Remember when grandpa had his stroke?
Conversations about things they hadn't even thought about before.
Yeah but grandpa and grandma were...old...
No matter how many times we say it, or in how many ways, we are all getting older. At some point we're going to be in that category that someone somewhere refers to as old, elderly, etc.
So, to the kids: Now what? What are you thinking? Planning a sneak attack meeting with Mom and Dad to talk about what you've decided if something terrible happens? Barrage them with all the information you can find online, at senior centers or senior services--and ask for decisions?

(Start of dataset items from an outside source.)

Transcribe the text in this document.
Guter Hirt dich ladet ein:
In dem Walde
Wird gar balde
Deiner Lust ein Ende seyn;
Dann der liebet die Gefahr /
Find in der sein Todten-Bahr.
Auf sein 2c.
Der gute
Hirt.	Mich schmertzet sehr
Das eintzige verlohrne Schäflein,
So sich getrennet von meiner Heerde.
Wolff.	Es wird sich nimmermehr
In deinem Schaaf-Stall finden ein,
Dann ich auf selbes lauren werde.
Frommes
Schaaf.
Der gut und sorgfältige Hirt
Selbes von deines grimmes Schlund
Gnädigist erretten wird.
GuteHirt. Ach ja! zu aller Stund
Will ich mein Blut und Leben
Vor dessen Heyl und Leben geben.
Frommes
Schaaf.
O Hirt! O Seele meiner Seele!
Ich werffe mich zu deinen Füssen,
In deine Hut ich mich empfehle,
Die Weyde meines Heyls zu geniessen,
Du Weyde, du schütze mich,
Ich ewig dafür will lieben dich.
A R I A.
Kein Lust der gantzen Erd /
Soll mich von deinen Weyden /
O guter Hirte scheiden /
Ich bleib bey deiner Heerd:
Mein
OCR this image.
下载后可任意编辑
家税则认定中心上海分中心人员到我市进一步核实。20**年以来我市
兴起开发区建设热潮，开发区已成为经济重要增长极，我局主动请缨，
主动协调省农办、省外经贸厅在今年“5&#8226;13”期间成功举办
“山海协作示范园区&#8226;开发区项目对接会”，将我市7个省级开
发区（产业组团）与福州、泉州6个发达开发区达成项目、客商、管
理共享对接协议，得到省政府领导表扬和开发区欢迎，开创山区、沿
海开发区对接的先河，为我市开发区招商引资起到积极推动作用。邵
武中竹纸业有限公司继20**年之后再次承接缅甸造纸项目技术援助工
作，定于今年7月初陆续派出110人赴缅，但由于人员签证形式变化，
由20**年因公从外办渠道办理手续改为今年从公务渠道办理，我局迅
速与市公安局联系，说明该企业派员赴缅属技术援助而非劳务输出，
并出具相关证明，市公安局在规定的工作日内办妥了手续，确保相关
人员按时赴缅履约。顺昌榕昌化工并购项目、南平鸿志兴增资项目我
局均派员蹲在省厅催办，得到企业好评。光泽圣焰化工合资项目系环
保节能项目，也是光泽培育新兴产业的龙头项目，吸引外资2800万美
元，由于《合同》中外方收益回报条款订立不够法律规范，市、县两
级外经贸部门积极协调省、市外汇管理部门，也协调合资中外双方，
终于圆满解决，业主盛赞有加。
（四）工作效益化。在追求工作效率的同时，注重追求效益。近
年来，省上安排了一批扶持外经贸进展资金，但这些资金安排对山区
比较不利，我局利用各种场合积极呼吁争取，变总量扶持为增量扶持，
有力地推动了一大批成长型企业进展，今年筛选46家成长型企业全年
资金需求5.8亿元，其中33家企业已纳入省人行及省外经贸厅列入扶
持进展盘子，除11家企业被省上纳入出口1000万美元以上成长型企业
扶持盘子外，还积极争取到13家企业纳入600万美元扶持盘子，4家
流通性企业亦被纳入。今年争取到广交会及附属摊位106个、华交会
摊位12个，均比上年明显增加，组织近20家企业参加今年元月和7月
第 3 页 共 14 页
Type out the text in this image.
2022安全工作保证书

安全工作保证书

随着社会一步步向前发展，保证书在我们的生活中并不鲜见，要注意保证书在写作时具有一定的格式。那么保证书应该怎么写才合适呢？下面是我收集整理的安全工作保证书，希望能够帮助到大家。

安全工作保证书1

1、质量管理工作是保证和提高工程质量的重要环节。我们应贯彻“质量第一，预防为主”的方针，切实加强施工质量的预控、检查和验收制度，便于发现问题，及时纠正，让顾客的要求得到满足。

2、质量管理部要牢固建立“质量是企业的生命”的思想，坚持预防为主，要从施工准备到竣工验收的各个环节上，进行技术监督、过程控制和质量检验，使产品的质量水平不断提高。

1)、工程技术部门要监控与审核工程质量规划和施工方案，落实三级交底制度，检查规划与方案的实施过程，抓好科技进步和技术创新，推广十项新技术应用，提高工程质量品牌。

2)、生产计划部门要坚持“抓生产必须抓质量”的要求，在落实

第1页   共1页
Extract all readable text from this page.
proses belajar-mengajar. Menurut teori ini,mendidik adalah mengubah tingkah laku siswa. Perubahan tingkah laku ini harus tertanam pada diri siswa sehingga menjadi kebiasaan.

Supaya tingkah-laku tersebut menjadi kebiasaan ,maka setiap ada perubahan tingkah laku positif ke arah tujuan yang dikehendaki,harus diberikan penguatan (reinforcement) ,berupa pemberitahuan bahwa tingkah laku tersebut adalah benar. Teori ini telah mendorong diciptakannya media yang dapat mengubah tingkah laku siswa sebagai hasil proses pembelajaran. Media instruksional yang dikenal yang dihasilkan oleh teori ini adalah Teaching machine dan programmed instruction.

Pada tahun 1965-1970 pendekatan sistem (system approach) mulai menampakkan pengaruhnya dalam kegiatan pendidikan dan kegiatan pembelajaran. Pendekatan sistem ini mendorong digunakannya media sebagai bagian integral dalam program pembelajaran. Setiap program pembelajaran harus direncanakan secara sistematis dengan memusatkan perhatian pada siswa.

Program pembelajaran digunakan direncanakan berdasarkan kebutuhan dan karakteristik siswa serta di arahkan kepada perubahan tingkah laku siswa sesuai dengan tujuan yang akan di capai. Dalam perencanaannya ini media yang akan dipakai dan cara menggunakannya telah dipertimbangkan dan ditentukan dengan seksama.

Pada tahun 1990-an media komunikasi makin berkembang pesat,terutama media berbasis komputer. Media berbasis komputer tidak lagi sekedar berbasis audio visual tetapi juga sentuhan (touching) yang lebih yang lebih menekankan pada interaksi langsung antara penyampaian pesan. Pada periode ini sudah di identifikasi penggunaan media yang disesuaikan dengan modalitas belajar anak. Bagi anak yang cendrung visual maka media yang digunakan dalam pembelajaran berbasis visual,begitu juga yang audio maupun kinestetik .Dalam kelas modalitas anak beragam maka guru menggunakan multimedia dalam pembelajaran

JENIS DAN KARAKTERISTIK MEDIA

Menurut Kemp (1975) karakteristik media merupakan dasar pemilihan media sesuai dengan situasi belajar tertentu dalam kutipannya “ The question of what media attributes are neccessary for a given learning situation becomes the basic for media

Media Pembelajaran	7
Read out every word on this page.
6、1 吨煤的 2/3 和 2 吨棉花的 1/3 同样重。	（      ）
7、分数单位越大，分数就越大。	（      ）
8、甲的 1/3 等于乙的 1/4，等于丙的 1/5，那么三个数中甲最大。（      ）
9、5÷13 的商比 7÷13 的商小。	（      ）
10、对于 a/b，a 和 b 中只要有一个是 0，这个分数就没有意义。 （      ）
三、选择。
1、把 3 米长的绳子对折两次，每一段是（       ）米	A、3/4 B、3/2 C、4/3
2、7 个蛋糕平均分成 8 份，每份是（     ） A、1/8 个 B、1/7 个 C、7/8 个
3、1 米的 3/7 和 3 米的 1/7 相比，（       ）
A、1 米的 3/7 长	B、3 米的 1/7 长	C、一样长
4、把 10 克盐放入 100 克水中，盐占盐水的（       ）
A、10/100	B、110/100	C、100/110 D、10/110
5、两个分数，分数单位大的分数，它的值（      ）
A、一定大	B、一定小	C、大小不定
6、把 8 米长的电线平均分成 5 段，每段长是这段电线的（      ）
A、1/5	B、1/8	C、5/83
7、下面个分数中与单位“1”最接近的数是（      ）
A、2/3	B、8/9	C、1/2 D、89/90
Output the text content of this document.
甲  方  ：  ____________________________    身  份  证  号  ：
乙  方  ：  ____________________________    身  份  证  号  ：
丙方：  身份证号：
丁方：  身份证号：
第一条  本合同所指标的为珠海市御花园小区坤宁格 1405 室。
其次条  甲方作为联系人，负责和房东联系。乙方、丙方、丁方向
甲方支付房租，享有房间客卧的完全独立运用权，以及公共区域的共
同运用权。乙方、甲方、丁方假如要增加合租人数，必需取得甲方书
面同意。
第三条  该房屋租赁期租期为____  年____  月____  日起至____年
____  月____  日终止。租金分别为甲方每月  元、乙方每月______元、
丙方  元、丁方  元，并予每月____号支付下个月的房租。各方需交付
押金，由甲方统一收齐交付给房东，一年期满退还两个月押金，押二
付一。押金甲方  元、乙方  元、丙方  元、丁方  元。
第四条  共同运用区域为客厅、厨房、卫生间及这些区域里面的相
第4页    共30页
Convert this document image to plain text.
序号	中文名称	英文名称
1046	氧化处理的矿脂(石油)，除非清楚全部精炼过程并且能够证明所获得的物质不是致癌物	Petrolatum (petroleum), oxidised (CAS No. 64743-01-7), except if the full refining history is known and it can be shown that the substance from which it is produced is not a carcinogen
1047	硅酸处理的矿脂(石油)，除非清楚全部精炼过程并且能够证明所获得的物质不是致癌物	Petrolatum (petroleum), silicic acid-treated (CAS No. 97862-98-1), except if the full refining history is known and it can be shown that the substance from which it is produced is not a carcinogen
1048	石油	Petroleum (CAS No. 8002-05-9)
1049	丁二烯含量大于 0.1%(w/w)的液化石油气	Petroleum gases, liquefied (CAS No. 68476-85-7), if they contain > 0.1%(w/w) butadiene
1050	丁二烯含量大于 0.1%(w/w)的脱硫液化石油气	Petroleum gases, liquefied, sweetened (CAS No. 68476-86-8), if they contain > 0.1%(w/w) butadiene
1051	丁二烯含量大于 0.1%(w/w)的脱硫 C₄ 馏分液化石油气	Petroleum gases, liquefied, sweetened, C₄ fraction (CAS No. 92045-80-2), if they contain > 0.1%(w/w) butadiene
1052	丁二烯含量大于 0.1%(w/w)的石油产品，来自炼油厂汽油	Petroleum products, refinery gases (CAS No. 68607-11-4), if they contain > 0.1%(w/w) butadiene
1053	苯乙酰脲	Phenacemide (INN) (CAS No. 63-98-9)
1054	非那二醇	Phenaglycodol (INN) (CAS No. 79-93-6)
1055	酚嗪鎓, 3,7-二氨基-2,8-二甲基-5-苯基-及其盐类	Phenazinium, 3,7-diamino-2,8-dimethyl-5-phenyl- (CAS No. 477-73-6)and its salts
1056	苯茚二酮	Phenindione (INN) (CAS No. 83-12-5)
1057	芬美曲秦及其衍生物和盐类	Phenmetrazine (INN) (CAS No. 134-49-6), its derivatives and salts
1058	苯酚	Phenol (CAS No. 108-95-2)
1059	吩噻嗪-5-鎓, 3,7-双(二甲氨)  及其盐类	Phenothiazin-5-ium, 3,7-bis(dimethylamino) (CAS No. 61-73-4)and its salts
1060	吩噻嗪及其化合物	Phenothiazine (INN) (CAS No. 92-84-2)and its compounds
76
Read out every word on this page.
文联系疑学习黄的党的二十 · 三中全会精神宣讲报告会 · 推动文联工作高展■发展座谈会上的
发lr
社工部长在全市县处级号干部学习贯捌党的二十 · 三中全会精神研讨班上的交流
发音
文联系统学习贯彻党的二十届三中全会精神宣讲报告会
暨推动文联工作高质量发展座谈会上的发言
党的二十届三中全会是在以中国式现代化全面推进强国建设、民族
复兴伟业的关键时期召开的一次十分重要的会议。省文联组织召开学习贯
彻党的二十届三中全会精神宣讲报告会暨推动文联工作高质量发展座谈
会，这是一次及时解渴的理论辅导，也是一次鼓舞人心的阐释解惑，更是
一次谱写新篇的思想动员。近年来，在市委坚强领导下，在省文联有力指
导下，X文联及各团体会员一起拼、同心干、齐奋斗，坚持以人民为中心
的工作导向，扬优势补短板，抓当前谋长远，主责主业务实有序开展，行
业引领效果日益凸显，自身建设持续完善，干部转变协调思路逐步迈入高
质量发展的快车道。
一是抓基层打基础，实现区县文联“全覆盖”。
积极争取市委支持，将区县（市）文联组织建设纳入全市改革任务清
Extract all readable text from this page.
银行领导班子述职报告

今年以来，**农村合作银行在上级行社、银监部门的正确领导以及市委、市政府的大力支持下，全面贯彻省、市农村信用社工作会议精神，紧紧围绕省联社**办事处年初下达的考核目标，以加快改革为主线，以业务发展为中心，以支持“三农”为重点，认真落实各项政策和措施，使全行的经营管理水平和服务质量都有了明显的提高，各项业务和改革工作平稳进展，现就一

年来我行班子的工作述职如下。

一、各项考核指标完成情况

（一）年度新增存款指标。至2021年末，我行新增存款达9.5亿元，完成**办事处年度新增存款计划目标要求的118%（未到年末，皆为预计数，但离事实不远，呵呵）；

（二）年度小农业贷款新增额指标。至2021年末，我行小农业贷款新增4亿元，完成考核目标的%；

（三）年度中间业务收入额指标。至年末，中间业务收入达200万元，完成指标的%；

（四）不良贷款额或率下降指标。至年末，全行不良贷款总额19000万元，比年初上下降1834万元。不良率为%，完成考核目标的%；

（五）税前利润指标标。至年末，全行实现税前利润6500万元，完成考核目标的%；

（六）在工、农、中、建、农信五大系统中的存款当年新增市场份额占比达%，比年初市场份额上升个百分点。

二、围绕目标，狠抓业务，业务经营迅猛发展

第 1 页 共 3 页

If you're like the majority of us, the aforementioned activities are probably not the plan. It's been said the first step in finding a solution is to identify the problem. And what would that be? Aging? How is it a problem that people are living longer?
Maybe, just maybe, there isn't a problem to attack.
Maybe, it's just the dynamic of realizing that at some point Mom and Dad may need some help. Sounds reasonable (and obvious).
Maybe at this point it's less about them than it is about you. You seeing the present as it is. You having some idea about what's available and helpful when needed.
We can help with that. We can also steer you toward other resources in our communities.
Oh, and guess what? There's no need to tell Mom and Dad they're getting older. They already know--and it's not a problem.